BQSR on 24-multiplexed human exomes: how much data is needed for an accurate BQSR model estimation?

palmeirapalmeira LiegeMember ✭✭

Dear Geraldine and GATK experts,

I have attended the great Brussels workshop, and I am posting here the BQSR question I had.

I have a human exome experiment with 24-multiplexed samples per lane (Nextera libraries) where we first only did one lane of sequencing (~15x) and then added a second lane (summing up to ~30x). From what I understood reading the Best Practices, I probably don't have enough data to run a BQSR on each sample. How should I then do the BQSR step? Should I skip it altogether?
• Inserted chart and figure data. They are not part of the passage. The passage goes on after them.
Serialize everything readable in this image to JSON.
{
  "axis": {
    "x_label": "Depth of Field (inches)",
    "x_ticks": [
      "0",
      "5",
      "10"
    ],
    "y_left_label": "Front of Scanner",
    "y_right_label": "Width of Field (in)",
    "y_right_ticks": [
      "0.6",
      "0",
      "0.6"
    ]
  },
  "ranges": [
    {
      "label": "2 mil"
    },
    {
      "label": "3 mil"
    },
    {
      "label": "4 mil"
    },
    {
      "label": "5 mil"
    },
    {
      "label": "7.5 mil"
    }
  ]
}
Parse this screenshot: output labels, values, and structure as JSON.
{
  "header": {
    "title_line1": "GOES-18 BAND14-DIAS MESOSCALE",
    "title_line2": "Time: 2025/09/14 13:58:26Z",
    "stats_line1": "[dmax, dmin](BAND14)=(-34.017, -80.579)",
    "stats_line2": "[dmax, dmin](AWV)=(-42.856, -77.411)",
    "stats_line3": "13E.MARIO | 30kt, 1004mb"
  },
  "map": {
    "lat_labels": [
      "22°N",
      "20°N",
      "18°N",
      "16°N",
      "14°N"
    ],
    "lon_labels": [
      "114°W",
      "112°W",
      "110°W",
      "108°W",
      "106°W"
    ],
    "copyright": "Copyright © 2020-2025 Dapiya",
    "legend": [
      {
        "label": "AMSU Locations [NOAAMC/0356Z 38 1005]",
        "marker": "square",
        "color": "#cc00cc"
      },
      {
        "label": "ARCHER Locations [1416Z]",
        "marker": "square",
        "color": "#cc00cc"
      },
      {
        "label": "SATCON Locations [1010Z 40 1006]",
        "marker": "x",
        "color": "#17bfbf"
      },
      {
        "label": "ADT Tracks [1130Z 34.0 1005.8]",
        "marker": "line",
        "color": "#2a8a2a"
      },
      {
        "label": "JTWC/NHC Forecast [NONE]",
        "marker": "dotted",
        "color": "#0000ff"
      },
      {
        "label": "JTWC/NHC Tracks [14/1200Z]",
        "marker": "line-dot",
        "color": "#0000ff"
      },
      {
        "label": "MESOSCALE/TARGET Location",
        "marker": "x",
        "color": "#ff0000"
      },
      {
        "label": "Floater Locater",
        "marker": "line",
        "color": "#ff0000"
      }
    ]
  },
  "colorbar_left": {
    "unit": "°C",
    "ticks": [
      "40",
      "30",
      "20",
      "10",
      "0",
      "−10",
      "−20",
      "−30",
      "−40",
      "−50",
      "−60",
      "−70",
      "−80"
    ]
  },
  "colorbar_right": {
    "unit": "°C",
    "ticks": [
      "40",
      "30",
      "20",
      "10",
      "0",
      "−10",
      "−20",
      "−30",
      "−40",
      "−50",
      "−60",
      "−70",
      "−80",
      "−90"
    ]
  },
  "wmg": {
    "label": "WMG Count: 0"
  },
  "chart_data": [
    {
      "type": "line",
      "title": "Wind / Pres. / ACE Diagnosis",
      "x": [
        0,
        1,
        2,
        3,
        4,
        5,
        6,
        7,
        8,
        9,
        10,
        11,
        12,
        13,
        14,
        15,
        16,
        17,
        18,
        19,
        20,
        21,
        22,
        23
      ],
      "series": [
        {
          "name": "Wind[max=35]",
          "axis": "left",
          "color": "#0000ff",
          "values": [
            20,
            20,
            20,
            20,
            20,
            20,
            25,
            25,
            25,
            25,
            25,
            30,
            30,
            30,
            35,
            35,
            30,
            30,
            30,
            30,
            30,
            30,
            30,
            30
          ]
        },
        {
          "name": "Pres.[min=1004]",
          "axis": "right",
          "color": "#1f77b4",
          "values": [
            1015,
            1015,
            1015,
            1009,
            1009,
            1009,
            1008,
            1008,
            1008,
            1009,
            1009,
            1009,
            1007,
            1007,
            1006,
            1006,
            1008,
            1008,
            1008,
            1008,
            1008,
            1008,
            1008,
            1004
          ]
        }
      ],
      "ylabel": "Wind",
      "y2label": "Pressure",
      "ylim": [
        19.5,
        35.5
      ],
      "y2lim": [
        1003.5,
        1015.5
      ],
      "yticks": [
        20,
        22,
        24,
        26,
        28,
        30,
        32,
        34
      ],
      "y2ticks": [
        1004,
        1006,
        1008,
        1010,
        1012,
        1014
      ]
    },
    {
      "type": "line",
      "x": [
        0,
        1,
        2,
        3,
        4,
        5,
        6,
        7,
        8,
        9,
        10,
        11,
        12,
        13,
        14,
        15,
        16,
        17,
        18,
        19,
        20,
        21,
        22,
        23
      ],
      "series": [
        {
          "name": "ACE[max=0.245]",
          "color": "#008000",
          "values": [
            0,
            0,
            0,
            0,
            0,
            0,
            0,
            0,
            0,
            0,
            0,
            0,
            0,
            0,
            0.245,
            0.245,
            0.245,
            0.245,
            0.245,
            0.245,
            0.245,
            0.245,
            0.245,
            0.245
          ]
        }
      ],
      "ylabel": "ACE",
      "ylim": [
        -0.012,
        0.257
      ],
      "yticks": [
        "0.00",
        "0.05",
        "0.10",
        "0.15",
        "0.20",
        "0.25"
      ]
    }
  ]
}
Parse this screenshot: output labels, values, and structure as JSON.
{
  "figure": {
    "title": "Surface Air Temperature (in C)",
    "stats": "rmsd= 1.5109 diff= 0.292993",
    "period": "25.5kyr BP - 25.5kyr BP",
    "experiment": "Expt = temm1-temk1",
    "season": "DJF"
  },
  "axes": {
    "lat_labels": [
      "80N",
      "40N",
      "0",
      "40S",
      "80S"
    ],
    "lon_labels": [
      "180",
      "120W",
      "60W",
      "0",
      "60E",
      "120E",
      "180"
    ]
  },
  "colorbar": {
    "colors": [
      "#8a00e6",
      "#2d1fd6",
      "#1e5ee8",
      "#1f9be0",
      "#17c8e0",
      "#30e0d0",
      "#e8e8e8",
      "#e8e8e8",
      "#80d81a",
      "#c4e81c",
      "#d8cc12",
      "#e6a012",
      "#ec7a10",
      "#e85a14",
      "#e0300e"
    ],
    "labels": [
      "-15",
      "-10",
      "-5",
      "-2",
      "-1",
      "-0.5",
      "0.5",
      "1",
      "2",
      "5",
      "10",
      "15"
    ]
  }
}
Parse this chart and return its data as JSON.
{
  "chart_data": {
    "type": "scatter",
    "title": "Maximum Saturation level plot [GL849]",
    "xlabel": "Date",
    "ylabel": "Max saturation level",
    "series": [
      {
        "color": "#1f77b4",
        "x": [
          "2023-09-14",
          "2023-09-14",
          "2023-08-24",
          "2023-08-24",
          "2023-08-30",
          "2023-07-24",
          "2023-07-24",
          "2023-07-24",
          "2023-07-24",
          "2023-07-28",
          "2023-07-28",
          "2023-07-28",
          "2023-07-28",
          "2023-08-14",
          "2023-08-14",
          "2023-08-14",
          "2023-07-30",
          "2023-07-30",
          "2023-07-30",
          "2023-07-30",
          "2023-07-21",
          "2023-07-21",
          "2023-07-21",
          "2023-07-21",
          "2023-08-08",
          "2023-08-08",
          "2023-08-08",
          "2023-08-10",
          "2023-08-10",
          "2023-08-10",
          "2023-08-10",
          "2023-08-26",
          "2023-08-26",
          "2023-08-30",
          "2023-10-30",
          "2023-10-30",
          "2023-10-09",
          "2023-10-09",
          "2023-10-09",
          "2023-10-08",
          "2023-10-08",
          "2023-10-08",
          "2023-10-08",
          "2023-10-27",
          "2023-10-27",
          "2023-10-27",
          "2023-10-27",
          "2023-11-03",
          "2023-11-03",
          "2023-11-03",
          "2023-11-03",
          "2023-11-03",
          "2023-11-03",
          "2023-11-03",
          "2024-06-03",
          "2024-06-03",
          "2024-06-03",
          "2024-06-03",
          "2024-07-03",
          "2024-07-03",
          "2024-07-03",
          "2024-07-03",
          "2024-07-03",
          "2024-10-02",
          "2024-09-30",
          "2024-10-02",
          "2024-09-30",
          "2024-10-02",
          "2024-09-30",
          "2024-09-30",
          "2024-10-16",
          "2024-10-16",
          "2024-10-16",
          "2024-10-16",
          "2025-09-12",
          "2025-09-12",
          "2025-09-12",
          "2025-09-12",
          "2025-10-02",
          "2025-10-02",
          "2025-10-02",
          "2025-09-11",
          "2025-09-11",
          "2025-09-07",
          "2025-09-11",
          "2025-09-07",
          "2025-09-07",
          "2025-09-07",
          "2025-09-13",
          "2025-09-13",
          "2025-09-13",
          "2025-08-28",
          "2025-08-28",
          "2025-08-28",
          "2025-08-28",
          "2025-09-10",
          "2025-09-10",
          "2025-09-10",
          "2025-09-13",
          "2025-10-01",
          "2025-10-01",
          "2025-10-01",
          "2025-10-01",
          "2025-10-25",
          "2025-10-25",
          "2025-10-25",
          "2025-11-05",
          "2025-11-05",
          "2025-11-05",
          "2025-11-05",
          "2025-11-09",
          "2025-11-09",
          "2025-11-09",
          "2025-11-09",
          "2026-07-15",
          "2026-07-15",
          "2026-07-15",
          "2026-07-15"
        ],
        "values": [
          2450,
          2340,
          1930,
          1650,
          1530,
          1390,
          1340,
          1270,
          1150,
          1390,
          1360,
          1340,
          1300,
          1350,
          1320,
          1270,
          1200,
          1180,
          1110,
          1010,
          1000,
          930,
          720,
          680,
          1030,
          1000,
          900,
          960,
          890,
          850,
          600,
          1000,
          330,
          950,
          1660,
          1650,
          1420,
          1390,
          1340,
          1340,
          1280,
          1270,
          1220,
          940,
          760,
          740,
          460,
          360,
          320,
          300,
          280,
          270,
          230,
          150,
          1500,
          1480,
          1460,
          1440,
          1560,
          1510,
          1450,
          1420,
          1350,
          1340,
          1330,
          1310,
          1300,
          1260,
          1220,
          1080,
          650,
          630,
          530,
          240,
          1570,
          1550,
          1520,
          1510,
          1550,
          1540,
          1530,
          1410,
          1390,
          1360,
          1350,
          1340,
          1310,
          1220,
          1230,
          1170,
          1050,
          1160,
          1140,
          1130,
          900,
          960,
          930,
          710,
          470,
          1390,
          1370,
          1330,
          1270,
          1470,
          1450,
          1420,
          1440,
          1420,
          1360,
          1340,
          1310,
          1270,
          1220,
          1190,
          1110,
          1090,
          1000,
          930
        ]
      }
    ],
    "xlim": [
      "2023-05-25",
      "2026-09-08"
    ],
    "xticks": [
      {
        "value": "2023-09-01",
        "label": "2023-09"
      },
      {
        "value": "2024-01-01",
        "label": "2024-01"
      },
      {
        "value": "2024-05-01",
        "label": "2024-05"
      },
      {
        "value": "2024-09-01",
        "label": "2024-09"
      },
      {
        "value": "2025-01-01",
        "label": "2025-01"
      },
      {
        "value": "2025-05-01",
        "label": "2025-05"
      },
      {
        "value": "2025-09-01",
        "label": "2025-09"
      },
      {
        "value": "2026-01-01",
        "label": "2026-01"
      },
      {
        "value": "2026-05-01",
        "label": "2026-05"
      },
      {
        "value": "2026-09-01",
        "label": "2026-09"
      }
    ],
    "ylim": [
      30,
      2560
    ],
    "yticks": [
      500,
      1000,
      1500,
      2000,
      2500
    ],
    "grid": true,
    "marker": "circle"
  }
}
Could I estimate the model parameters on one whole lane (all the samples) and then apply it separately to each sample?

And as a separate question: If I could turn back the clock, would it have been better to do 12-multiplexed samples per lane and run these two lanes of sequencing (24 samples in total) for the same amount of reads but giving me more data to do a BQSR step per sample?

Thanks a lot for your help!

Best Answers


  • palmeirapalmeira LiegeMember ✭✭
    edited June 2014

    If I merge all the samples BAMs of one lane for the BQSR step, would I have to change the RG to have all samples in a given lane have the same RG? or is BQSR lane-aware and it will fetch the correct lane information?

  • SheilaSheila Broad InstituteMember, Broadie, Moderator admin


    No, you do not have to change the rgid. BQSR will take care of everything.


  • palmeirapalmeira LiegeMember ✭✭

    Ok, that's what I thought. Thanks a lot!